I generally think Google is one of the least evil of big tech, but this issue is massive and terrible, and they really need to do something about this because they're heading down the road to evil with these kind of practices.
Just don't feed it money, no? Bad comapny = no business. + Tell everyone who asks it's a bad company and why.
A chargeback is not the same as asking for a refund, so I don't know why you were worried about that, at most they would've denied a refund.

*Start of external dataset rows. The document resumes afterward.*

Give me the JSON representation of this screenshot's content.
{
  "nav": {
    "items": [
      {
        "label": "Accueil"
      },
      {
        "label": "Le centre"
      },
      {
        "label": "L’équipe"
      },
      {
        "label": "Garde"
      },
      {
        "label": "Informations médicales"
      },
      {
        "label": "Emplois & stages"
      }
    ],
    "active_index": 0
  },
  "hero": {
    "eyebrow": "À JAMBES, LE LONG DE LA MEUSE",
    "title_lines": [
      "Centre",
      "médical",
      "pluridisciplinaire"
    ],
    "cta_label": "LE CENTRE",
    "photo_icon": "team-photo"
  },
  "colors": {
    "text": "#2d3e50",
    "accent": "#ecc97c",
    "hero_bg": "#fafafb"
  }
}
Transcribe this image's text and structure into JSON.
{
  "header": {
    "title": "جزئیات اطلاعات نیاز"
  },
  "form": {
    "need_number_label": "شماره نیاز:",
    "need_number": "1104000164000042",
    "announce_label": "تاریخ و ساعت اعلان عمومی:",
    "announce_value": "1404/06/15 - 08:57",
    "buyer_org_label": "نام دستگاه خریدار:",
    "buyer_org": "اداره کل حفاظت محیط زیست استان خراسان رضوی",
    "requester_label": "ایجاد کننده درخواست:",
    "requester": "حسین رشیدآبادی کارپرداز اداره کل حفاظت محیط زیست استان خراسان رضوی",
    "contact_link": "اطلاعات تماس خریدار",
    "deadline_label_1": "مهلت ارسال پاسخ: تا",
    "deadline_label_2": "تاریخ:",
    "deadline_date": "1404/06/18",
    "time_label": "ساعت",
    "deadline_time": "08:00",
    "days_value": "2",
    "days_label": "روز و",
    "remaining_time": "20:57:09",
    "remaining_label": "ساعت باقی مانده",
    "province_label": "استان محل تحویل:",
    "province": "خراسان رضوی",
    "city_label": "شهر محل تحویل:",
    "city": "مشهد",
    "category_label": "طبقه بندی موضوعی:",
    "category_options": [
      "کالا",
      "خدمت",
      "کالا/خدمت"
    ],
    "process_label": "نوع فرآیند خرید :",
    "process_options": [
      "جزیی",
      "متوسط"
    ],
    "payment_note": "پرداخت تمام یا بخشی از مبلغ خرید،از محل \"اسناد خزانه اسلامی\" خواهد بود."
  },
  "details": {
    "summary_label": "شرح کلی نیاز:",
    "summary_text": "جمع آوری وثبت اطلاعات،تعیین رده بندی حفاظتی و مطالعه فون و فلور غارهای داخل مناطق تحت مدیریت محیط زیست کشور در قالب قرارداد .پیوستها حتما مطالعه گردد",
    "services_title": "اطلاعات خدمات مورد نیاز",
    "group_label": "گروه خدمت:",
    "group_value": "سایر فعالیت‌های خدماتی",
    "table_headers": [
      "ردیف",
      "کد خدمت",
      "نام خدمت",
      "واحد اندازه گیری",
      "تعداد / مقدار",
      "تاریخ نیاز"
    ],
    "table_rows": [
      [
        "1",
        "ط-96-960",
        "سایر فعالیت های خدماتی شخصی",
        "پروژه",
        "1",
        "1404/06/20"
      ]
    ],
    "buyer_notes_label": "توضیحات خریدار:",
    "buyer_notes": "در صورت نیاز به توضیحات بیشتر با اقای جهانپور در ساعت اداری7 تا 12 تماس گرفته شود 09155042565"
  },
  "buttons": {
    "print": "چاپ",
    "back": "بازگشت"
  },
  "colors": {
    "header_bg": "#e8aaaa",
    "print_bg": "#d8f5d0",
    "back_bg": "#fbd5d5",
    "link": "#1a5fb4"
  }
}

Then my wife's one died a few days before the end of her warranty. They sent us to the local store, who again confirmed same issue. Motherboard dead. Google told them they'd follow up with us, and then after a few days I reached out to them but because that was now out of warranty they refused to replace the device. I completely gave up at that point. It wasn't worth it to get a replacement device that would likely die just like our previous two had, so we bought a non-Google replacement. That argument with google over warrant was so ridiculous and so frustrating, for an amount of money that they'd blink and not miss, we just swore off buying google hardware ever again.
Then just a month ago, my warranty replacement died in exactly the same way. Technically speaking I could get a replacement, as I understand it. No way I'm going to go through all that hassle again.
Then their system ignored the returned phone delivery status and proceeded to charge me full new price for the refurb phone after the 'deadline' passed.